Mac speech recognition - text to speech, and speech to text

Mac speech recognition FAQ: How can I work around the bugs in the Apple Mac speech recognition software?

I'd like to say I've been having a great time with the Mac OS X speech recognition capabilities in OS X 10.6 (Snow Leopard), but the truth is that it seems to have a lot of bugs. Many AppleScript developers on the internet are saying that Apple apparently "broke" the speech recognition server in Leopard, and has never fixed it in Snow Leopard. That's a real bummer, because it's a lot of fun to work with.

Mac speech recognition workarounds

Fortunately, Mac AppleScript developers keep coming up with workarounds, so here's one Mac speech recognition workaround that shows:

  1. How to get your Mac OS X system to prompt you with a question,
  2. Listen for your reply from a list of possible replies, and
  3. Take some action based on your reply.

I can't take credit for most of this script; it's based on this excellent thread on MacScripter.net, including (a) the workaround posted at the end of the thread, which partially solves the problem, and (b) my own addition, where I have to kill the Mac SpeechRecognitionServer on my system to get my AppleScript script to keep running.

A Mac OS X "text to speech" and "speech to text" example

Without any further ado, here's an AppleScript "text to speech" and "speech to text" example, with a few comments to make it all easier to understand. (AppleScript comments begin with the "--" characters.)

-- the computer says this
say "Do you think the Cubs will win the World Series this year?"

-- the computer listens for possible answers. we've told it to
-- listen for either "yes" or "no"
tell application "SpeechRecognitionServer" to set theResponse to listen for {"yes", "no"}
if theResponse is "yes" then
  -- if you answer yes, the computer responds here
	say "Wow, you have a lot of faith."
else
  -- if you answer no, the computer responds here
	say "The odds are definitely against them."
end if

-- the Mac Snow Leopard SpeechRecognitionServer won't go away until it times out with
-- an error, so kill it here
delay 1
do shell script "killall SpeechRecognitionServer"

Mac OS X text/speech speak/listen example - summary

I hope this simple Mac OS X "text to speech" and "speech to text" example is helpful. Again, kudos to the AppleScript developers on MacScripter.net for the initial example and bug fix.

I just looked for the AppleScript Dictionary for the Mac SpeechRecognitionServer, and when I did, I think I see why there are so many problems with this; it is written in Carbon, Apple's older programming technology. I found this when looking for the AppleScript dictionary for the speech recognition server, which I found by using the Unix locate command, and then browsing here from the AppleScript Dictionary browse command:

/System/Library/Frameworks/Carbon.framework/Versions/A/Frameworks/SpeechRecognition.framework/Versions/A/Resources/SpeechRecognitionServer.app

As you can see from that path name, the SpeechRecognitionServer has a Carbon footprint. (Sorry, bad joke.) Hopefully one day they will update this to their newer Cocoa developer framework.

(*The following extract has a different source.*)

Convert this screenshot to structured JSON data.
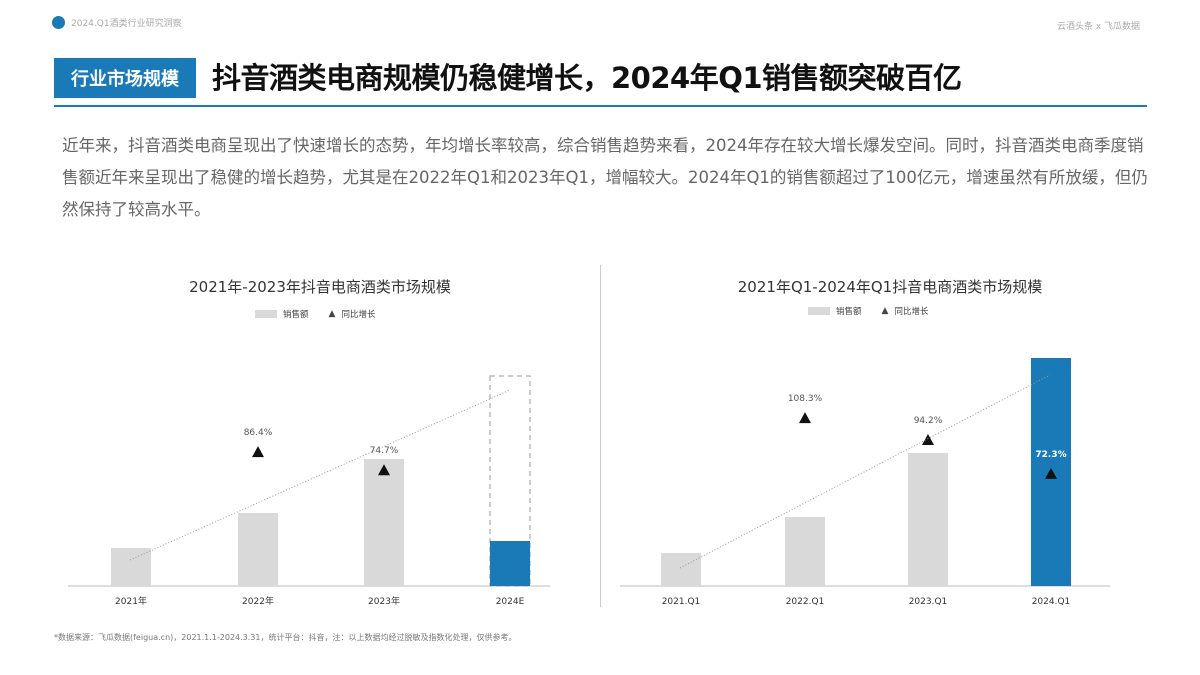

These bugs and this Carbon finding have me down a little bit this morning, but I'm really trying to get to a point where I can interact with my Mac OS X system using the "text to speech" and "speech to text" capabilities. I'd like to do all the usual things people dream about, including using the Mac "text to speech" capability to have the system prompt me with questions and listen for answers, have it read the weather, news, stock market and email reports, and having the system read documents, such as Wikipedia pages, using the Mac "text to speech" capability.

On the flip side, I'd like to use the Mac "speech to text" capability (the ability for the Mac OS X system to listen to my speech) to tell the Mac what to do, including play music, radio stations, or again, have it open and read (speak) documents.